How he came to marry the daintiest girl in town, no one knew
except for Old Admiral Duggan who wouldn’t hand
a handicapped toddler an umbrella in a rainstorm.
Duggan had purchased all the land in the subdivision for a song
after the Korean War, then made more than the IRS knew
selling it to the man responsible for the longest-running musical
in Superiorpace Opera House history. Well it’s not correct use
to say “responsible,” I suppose, since far as Duggan knew
the man didn’t write one chord in a song,
had never shown the ability to write anything in his own hand
save checks.

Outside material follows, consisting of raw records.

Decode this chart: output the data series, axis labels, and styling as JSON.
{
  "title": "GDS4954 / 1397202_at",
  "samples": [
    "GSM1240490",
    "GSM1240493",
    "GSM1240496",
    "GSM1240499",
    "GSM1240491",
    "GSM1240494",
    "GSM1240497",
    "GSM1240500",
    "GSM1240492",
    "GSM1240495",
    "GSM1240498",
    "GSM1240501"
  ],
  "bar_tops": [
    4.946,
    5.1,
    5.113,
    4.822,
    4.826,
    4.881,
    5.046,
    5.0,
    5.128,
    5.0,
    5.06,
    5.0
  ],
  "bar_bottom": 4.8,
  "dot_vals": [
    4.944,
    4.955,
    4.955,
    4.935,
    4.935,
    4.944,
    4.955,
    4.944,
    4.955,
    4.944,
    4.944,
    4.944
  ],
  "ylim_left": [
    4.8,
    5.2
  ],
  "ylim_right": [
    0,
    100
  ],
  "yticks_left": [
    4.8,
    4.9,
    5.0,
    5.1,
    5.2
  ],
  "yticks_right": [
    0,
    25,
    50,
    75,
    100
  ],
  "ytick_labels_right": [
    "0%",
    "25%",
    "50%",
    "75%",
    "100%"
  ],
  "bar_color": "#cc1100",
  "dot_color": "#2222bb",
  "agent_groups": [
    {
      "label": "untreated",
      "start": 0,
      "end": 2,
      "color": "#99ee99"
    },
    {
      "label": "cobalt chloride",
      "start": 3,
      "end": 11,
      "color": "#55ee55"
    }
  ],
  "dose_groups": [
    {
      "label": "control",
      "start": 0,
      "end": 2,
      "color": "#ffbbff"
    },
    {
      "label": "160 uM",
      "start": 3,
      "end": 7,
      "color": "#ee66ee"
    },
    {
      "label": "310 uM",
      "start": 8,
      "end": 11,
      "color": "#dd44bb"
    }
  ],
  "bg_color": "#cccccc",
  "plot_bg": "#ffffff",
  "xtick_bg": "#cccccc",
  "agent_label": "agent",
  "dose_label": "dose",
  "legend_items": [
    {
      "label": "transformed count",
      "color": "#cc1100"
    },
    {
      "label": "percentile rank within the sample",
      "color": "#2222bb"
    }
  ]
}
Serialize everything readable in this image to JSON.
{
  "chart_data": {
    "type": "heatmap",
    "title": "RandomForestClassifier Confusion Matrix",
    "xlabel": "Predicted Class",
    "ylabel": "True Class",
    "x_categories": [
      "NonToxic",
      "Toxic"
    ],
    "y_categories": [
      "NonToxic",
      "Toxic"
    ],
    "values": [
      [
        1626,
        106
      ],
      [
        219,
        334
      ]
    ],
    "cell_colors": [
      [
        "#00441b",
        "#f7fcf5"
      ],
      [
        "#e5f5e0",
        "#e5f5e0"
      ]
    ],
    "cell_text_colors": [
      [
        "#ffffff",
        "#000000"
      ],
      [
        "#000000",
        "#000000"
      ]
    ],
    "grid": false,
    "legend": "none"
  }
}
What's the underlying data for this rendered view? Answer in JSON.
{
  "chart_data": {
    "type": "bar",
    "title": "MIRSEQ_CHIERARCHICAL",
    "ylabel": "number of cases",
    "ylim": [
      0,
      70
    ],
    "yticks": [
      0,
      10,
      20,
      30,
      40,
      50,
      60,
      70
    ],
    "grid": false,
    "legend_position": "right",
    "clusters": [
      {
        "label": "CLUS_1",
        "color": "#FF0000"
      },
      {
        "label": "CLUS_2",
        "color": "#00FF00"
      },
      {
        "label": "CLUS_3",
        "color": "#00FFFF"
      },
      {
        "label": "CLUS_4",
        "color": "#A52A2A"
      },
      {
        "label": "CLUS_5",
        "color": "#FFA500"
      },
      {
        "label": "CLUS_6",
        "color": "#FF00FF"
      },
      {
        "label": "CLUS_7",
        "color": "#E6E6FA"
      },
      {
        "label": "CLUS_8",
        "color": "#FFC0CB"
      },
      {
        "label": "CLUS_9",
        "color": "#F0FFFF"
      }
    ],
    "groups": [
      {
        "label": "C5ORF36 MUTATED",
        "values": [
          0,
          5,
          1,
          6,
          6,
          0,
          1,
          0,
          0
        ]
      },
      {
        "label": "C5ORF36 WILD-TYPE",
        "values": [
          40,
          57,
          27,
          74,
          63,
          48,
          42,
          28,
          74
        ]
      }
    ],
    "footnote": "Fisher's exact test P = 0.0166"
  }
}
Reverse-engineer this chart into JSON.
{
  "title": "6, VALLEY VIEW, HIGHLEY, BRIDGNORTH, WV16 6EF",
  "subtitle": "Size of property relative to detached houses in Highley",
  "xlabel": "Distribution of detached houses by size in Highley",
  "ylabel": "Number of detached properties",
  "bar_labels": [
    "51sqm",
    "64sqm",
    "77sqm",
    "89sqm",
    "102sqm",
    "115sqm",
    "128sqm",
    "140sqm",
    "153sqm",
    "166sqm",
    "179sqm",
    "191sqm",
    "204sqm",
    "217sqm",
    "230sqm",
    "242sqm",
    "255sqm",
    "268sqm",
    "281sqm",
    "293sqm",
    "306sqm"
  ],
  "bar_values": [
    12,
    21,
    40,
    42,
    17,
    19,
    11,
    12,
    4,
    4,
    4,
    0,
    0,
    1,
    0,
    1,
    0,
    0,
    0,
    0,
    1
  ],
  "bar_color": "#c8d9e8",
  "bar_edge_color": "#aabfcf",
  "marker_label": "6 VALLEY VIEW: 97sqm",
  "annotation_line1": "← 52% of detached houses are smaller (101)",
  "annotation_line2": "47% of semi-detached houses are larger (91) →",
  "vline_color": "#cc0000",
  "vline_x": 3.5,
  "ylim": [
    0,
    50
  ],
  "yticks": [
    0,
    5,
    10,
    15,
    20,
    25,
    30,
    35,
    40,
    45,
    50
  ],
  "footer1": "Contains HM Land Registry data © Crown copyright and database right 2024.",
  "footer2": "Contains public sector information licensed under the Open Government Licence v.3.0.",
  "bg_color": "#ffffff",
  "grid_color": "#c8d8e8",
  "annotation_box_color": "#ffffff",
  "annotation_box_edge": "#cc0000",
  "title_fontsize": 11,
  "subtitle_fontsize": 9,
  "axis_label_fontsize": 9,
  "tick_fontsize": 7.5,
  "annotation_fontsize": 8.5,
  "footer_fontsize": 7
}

Let’s say he financed the longest-running musical
in Superiorpace Opera House history, which, incidentally, was Use
It or Lost It: A Tale of Extravagance, in the tradition of Sturm
und Drang 18th-century German playwriting, save for the use
of meta-theatrical dramaturgy whereby the actors knew
they were acting, and sometimes badly, and purple-veined storm
clouds and pseudo-sun were projected onto a video screen, the final song
crooned by the heroine slash villain while she held the hand
of the cowboy she’d been trying to kill, accompanied by musical
flourishes that included an amplified kazoo, electronic storm
remixes, dueling banjos, and from the Afro-Cuban tradition, hand-
held cabasas. Anyway, Old Duggan wasn’t musical,
but green’s green, however it sounds. He kept one plot of land to use,
a secluded parcel that, when all was said and done, he knew
he’d die in, building a sprawling ranch in the style of a Song
dynasty imperial palace, with carved doors, latticed windows, musical
archways that let in afternoon light, and, for his own personal use,
an indoor pond stocked with fresh trout. No one even knew
Duggan was still alive, until Olson, who as a teenager used to storm
around the neighborhood looking for porch ornaments to break, one song-
less summer morning, convinced one of the Juarez twins to give him a hand
job. Though she had sung second tenor in the choir, she could use
her form for less musical purposes, and deep in the woods, mid-storm
and -gyration, Duggan, hand in his robe, saw. That’s how he knew.